A escolha e aquisição de mobiliário visava naturalmente o conforto dos residentes mas era também um instrumento de representação social para as ocasiões em que se recebia; uma forma de afirmação do estatuto e de promoção do seu reconhecimento. Esse mobiliário impunha-se visualmente pelo seu valor intrínseco (no que se refere aos materiais e aos méritos dos artistas e fabricantes), mas também por poder ter associado um carácter funcional promotor de práticas e hábitos sociais reconhecidos como próprios da high life. O piano e os jogos de sala como o bilhar eram disso um bom exemplo.
No contexto da afirmação do prestígio social, as visitas e o receber socialmente – ou o que mais genericamente se enquadrava à época na designada mundanidade – desempenhavam um papel importante. As ocasiões para visitar são múltiplas, como por exemplo, as “visitas de digestão” realizadas nos oito dias que se seguiam a um jantar ou a um baile para que se foi convidado, de forma a fazer o balanço e os comentários ao evento.
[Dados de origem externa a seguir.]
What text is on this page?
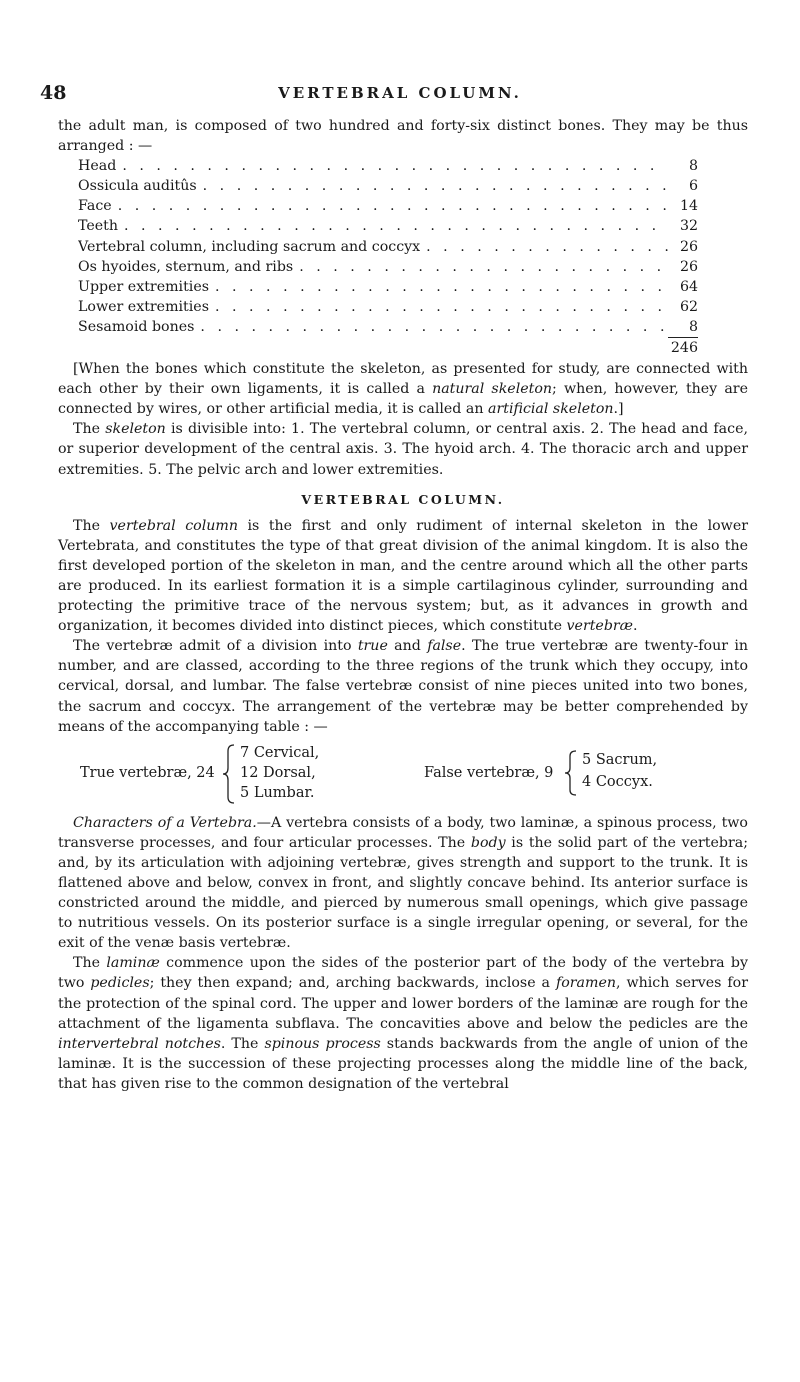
48	VERTEBRAL COLUMN.

the adult man, is composed of two hundred and forty-six distinct bones. They may be thus arranged : —

Head . . .	8
Ossicula auditûs . . .	6
Face . . .	14
Teeth . . .	32
Vertebral column, including sacrum and coccyx . . .	26
Os hyoides, sternum, and ribs . . .	26
Upper extremities . . .	64
Lower extremities . . .	62
Sesamoid bones . . .	8
246

[When the bones which constitute the skeleton, as presented for study, are connected with each other by their own ligaments, it is called a natural skeleton; when, however, they are connected by wires, or other artificial media, it is called an artificial skeleton.]

The skeleton is divisible into: 1. The vertebral column, or central axis. 2. The head and face, or superior development of the central axis. 3. The hyoid arch. 4. The thoracic arch and upper extremities. 5. The pelvic arch and lower extremities.

VERTEBRAL COLUMN.

The vertebral column is the first and only rudiment of internal skeleton in the lower Vertebrata, and constitutes the type of that great division of the animal kingdom. It is also the first developed portion of the skeleton in man, and the centre around which all the other parts are produced. In its earliest formation it is a simple cartilaginous cylinder, surrounding and protecting the primitive trace of the nervous system; but, as it advances in growth and organization, it becomes divided into distinct pieces, which constitute vertebræ.

The vertebræ admit of a division into true and false. The true vertebræ are twenty-four in number, and are classed, according to the three regions of the trunk which they occupy, into cervical, dorsal, and lumbar. The false vertebræ consist of nine pieces united into two bones, the sacrum and coccyx. The arrangement of the vertebræ may be better comprehended by means of the accompanying table : —

True vertebræ, 24
7 Cervical,
12 Dorsal,
5 Lumbar.
False vertebræ, 9
5 Sacrum,
4 Coccyx.

Characters of a Vertebra.—A vertebra consists of a body, two laminæ, a spinous process, two transverse processes, and four articular processes. The body is the solid part of the vertebra; and, by its articulation with adjoining vertebræ, gives strength and support to the trunk. It is flattened above and below, convex in front, and slightly concave behind. Its anterior surface is constricted around the middle, and pierced by numerous small openings, which give passage to nutritious vessels. On its posterior surface is a single irregular opening, or several, for the exit of the venæ basis vertebræ.

The laminæ commence upon the sides of the posterior part of the body of the vertebra by two pedicles; they then expand; and, arching backwards, inclose a foramen, which serves for the protection of the spinal cord. The upper and lower borders of the laminæ are rough for the attachment of the ligamenta subflava. The concavities above and below the pedicles are the intervertebral notches. The spinous process stands backwards from the angle of union of the laminæ. It is the succession of these projecting processes along the middle line of the back, that has given rise to the common designation of the vertebral
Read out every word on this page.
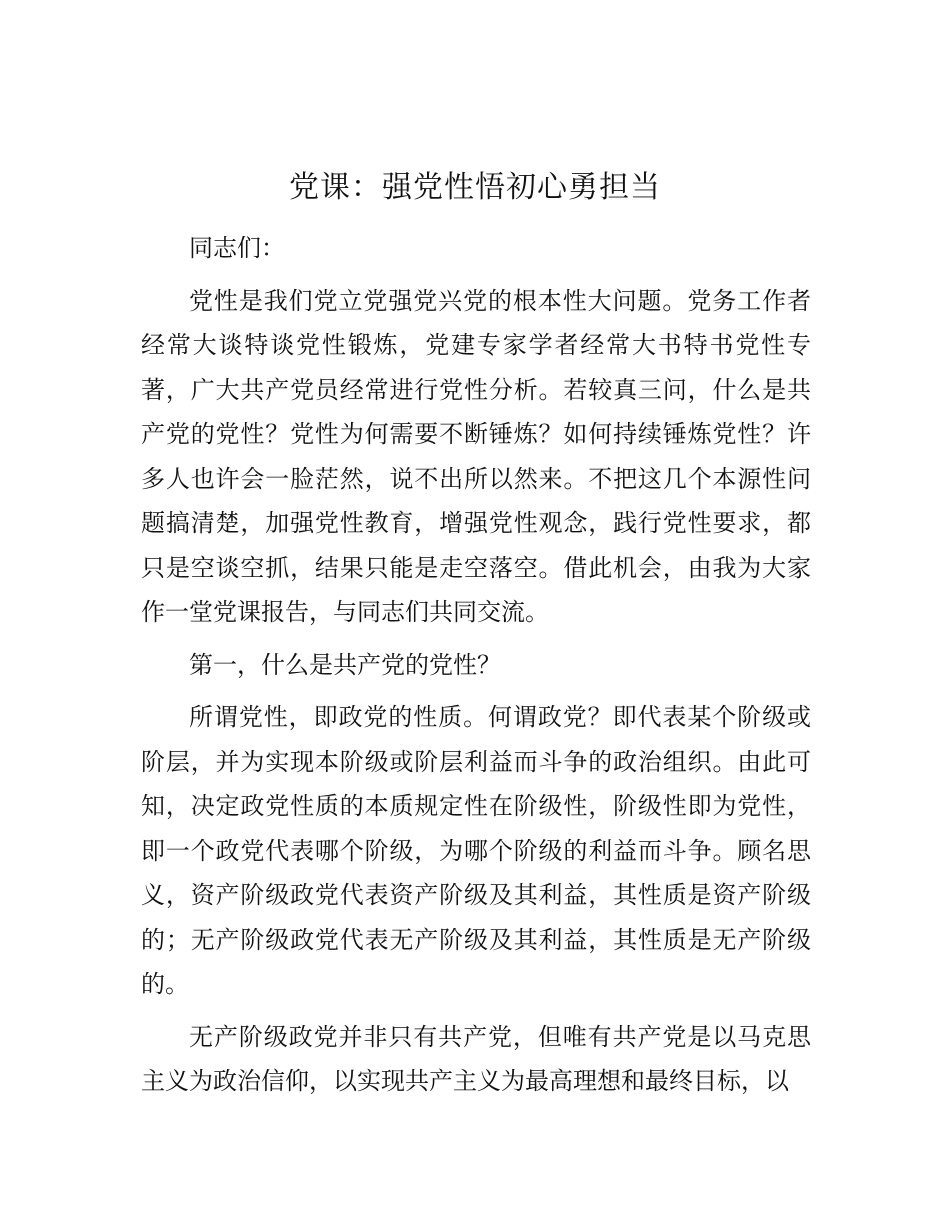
党课：强党性悟初心勇担当

同志们：

党性是我们党立党强党兴党的根本性大问题。党务工作者经常大谈特谈党性锻炼，党建专家学者经常大书特书党性专著，广大共产党员经常进行党性分析。若较真三问，什么是共产党的党性？党性为何需要不断锤炼？如何持续锤炼党性？许多人也许会一脸茫然，说不出所以然来。不把这几个本源性问题搞清楚，加强党性教育，增强党性观念，践行党性要求，都只是空谈空抓，结果只能是走空落空。借此机会，由我为大家作一堂党课报告，与同志们共同交流。

第一，什么是共产党的党性？

所谓党性，即政党的性质。何谓政党？即代表某个阶级或阶层，并为实现本阶级或阶层利益而斗争的政治组织。由此可知，决定政党性质的本质规定性在阶级性，阶级性即为党性，即一个政党代表哪个阶级，为哪个阶级的利益而斗争。顾名思义，资产阶级政党代表资产阶级及其利益，其性质是资产阶级的；无产阶级政党代表无产阶级及其利益，其性质是无产阶级的。

无产阶级政党并非只有共产党，但唯有共产党是以马克思主义为政治信仰，以实现共产主义为最高理想和最终目标，以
Havia também as visitas de “conveniência”, três ou quatro vezes por ano às pessoas com quem se deseja manter algumas relações, as visitas de felicitações (por casamento, um cargo importante que se obteve, uma condecoração), de condolências, de despedida e de regresso de uma viagem, para evitar o incómodo de uma deslocação àqueles que se arriscassem a uma visita quando se está ausente. Isto, claro está, para além das visitas de cerimónia, devidas aos superiores, uma vez por ano, em que a mulher devia acompanhar o marido.
Embora revestidas de um carácter de lazer, as visitas constituíam assim quase um encargo social do estatuto e do estilo de vida que se pretendia evidenciar. Se não se recebia socialmente, se não se franqueavam as portas do espaço de residência, era como representar no palco de um teatro sem plateia, ou seja, em vão... como num certo sentido em vão seria, naturalmente, a laboriosa atividade económica que, sem um programa de promoção do estatuto social conforme ao capital acumulado, deixaria de fazer sentido.
A pintura a fresco
Um dos aspetos mais relevante desta sala são as pinturas que revestem o teto. Trata-se de pintura a fresco, realizada sob encomenda dos Condes de Basto. Embora não se encontre assinada, é provável que esta obra se enquadre na escola de Francisco de Campos, autor das pinturas da Sala do Amor. O historiador de arte, Prof. Vítor Serrão, considera a hipótese de se tratar de pinturas da autoria do artista inglês Tomás Luís que as terá executado cerca do ano de 1583. Pouco se sabe sobre este pintor embora se pense que seja discípulo da escola maneirista de Francisco de Campos. A atribuição da autoria das pinturas baseia-se, comparativamente, no estilo e na perícia do artista, bem como nas temáticas representadas, muito similares às que podemos encontrar no Paço Ducal de Vila Viçosa e na Santa Casa da Misericórdia do Montijo.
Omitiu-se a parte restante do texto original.